Вот-вот, про это я как раз и подумал, когда повернул голову в сторону моря и увидел на соседнем камне зеленую ящерку.
Крымские ящерки на исходе лета обретают серый, скучный цвет, становясь неразличимыми на фоне жухлой травы и пыли, эта же была ярко-зеленая, будто вся вырезанная из бутылочного стекла, или нет, не стекла, а китайского нефрита, на который я, бывало, пялился в витрине «Колониального магазина», что на Екатерининской улице. В жизни не видывал я такой нарядной ящерицы! Длиной она была, пожалуй, с мою ладонь. Глазки — словно две блестящие икринки. В напряженном вытянутом тельце, в повороте точеной головки было что-то файное — или, как я сказал бы теперь, изысканное.
Мысль, что пришла мне в голову при виде изящного зверька, была не особенно изящная: эх, поймать бы да на Привоз. Там, на приморском базаре, я не без успеха продавал морских звезд и коньков, необычные раковины и прочую дребедень, не имевшую у нас в слободке никакой ценности, однако же охотно приобретаемую чудаками из «чистой» публики: приезжими чиновниками или барчуками. За такую царскую ящерку какой-нибудь гимназист или юнкер мог отвалить четвертак, а то и полтинник.
Сначала я подобрал небольшой булыжник. До камня, на котором грелось зеленое чудо, было шагов пять. Я бы не промахнулся. Но потом я передумал. Не то чтоб из жалости, а просто прикинул, что за живую дадут больше, чем за сушеную. Опять же, ежели ящерицу высушить, так, наверно, вся зелень сойдет — и какой дурень тогда ее купит?
Очень медленно я приподнялся, спрятал трубку в нагрудный ладан, заменявший мне карманы. Шажок, другой.
Ящерица чуть двинула головкой. Я понял, что ближе она меня не подпустит.
Несколько минут я не двигался. Она тоже.
Как дивно посверкивала на солнце переливчатая шкурка! Меньше чем за рубль не уступлю, думал я. А может, вовсе себе оставлю. Сколочу клеточку, насыплю желтого песочка или белой гальки, буду кормить изумрудную царевну мухами да любоваться.
Едва лишь ящерица, успокоившись на мой счет, отвернулась, как я кошкой, оттолкнувшись ногами, сиганул на валун, где сидела моя добыча.
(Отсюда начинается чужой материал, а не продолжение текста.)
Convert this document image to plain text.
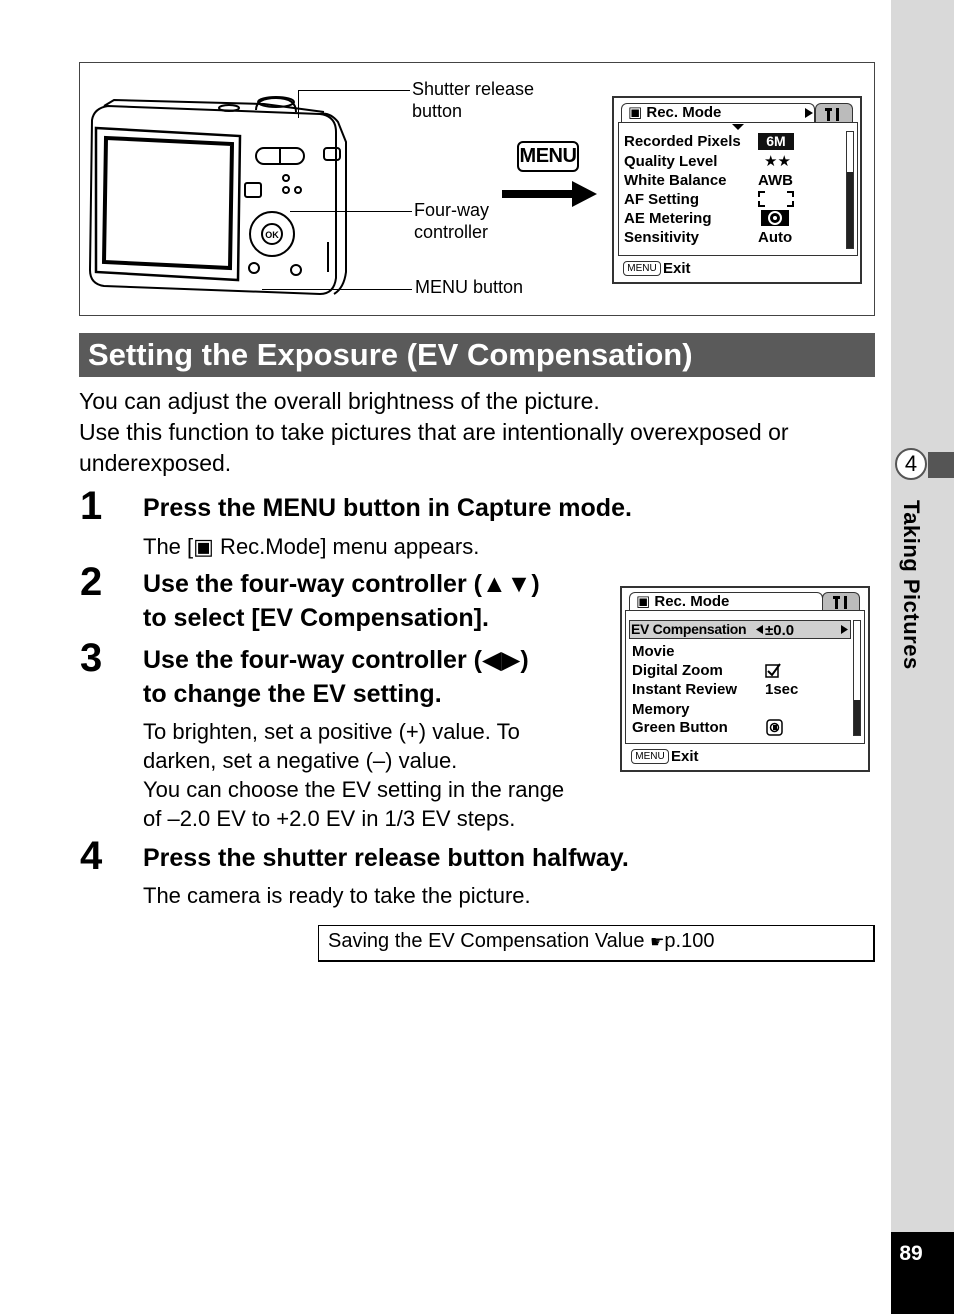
4
Taking Pictures
89
OK
Shutter release
button
Four-way
controller
MENU button
MENU
▣ Rec. Mode
Recorded Pixels
Quality Level
White Balance
AF Setting
AE Metering
Sensitivity
6M
★★
AWB
Auto
MENU Exit
Setting the Exposure (EV Compensation)
You can adjust the overall brightness of the picture.
Use this function to take pictures that are intentionally overexposed or
underexposed.
1 Press the MENU button in Capture mode.
The [▣ Rec.Mode] menu appears.
2 Use the four-way controller (▲▼)
to select [EV Compensation].
3 Use the four-way controller (◀▶)
to change the EV setting.
To brighten, set a positive (+) value. To
darken, set a negative (–) value.
You can choose the EV setting in the range
of –2.0 EV to +2.0 EV in 1/3 EV steps.
4 Press the shutter release button halfway.
The camera is ready to take the picture.
▣ Rec. Mode
EV Compensation ±0.0
Movie
Digital Zoom
Instant Review
Memory
Green Button
1sec
MENU Exit
Saving the EV Compensation Value ☛p.100
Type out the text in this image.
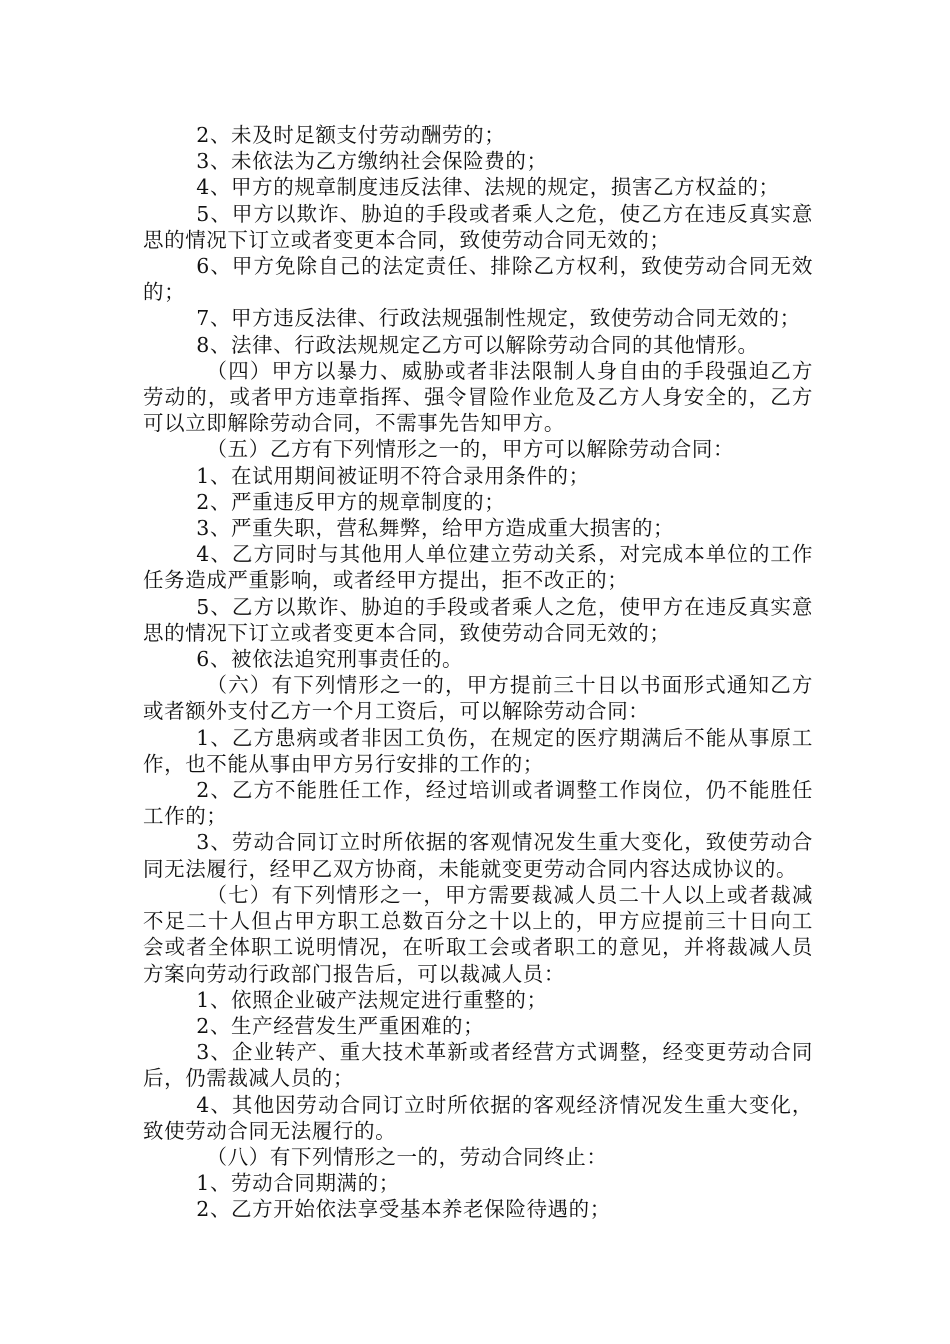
2、未及时足额支付劳动酬劳的；

3、未依法为乙方缴纳社会保险费的；

4、甲方的规章制度违反法律、法规的规定，损害乙方权益的；

5、甲方以欺诈、胁迫的手段或者乘人之危，使乙方在违反真实意思的情况下订立或者变更本合同，致使劳动合同无效的；

6、甲方免除自己的法定责任、排除乙方权利，致使劳动合同无效的；

7、甲方违反法律、行政法规强制性规定，致使劳动合同无效的；

8、法律、行政法规规定乙方可以解除劳动合同的其他情形。

（四）甲方以暴力、威胁或者非法限制人身自由的手段强迫乙方劳动的，或者甲方违章指挥、强令冒险作业危及乙方人身安全的，乙方可以立即解除劳动合同，不需事先告知甲方。

（五）乙方有下列情形之一的，甲方可以解除劳动合同：

1、在试用期间被证明不符合录用条件的；

2、严重违反甲方的规章制度的；

3、严重失职，营私舞弊，给甲方造成重大损害的；

4、乙方同时与其他用人单位建立劳动关系，对完成本单位的工作任务造成严重影响，或者经甲方提出，拒不改正的；

5、乙方以欺诈、胁迫的手段或者乘人之危，使甲方在违反真实意思的情况下订立或者变更本合同，致使劳动合同无效的；

6、被依法追究刑事责任的。

（六）有下列情形之一的，甲方提前三十日以书面形式通知乙方或者额外支付乙方一个月工资后，可以解除劳动合同：

1、乙方患病或者非因工负伤，在规定的医疗期满后不能从事原工作，也不能从事由甲方另行安排的工作的；

2、乙方不能胜任工作，经过培训或者调整工作岗位，仍不能胜任工作的；

3、劳动合同订立时所依据的客观情况发生重大变化，致使劳动合同无法履行，经甲乙双方协商，未能就变更劳动合同内容达成协议的。

（七）有下列情形之一，甲方需要裁减人员二十人以上或者裁减不足二十人但占甲方职工总数百分之十以上的，甲方应提前三十日向工会或者全体职工说明情况，在听取工会或者职工的意见，并将裁减人员方案向劳动行政部门报告后，可以裁减人员：

1、依照企业破产法规定进行重整的；

2、生产经营发生严重困难的；

3、企业转产、重大技术革新或者经营方式调整，经变更劳动合同后，仍需裁减人员的；

4、其他因劳动合同订立时所依据的客观经济情况发生重大变化，致使劳动合同无法履行的。

（八）有下列情形之一的，劳动合同终止：

1、劳动合同期满的；

2、乙方开始依法享受基本养老保险待遇的；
Валун был плоский, плотно утопленный в землю, размером с большой барабан. Еще в полете я понял, что останусь с пустыми руками. В мгновение, будто спущенная с тетивы зеленая стрелка, ящерица сорвалась с места, и я упал на пустой, нагретый солнцем камень.
От азарта я совсем не думал о том, как приземлюсь. Ударился грудью и подбородком — больно, до звона в голове, соленого привкуса во рту и черноты в глазах.
Оглушенному, мне показалось, что от моего сокрушительного падения дрогнула и просела земля. Я хотел опереться о камень и приподняться, но у меня почему-то не получалось. Валун словно вминался в почву под моими руками. Что-то шуршало, скрипело, ёкало.
Уверенный, что еще не очухался от удара, не веря своим глазам, я увидел, что камень уходит куда-то вниз. Если б я не находился в таком остолбенении, то наверное ухватился бы за росший рядом сухой куст, но момент был упущен. Валун провалился сквозь землю, и я вместе с ним.
Падая головою в черную дыру (верней, не падая, а скользя, ибо движение было не отвесное сверху вниз, а немного наискось), я заорал во всё горло — и еще успел услышать чудовищно гулкое эхо собственного голоса, но в следующую секунду сорвался уже в полную пустоту и, верно, от ужаса лишился чувств, потому что удара о твердь не помню, а высота была приличная. Я после измерил: две с половиной сажени.
Скоро я очнулся, нет ли, не знаю. Только открыл глаза — и ничего кроме черноты не увидел. Потер веки, похлопал ресницами — опять ничего.
Что я живой, мне было ясно. Болело ушибленное плечо, а на зубах скрипела пыль. Но вообразилось, будто я ослеп, и я взвыл.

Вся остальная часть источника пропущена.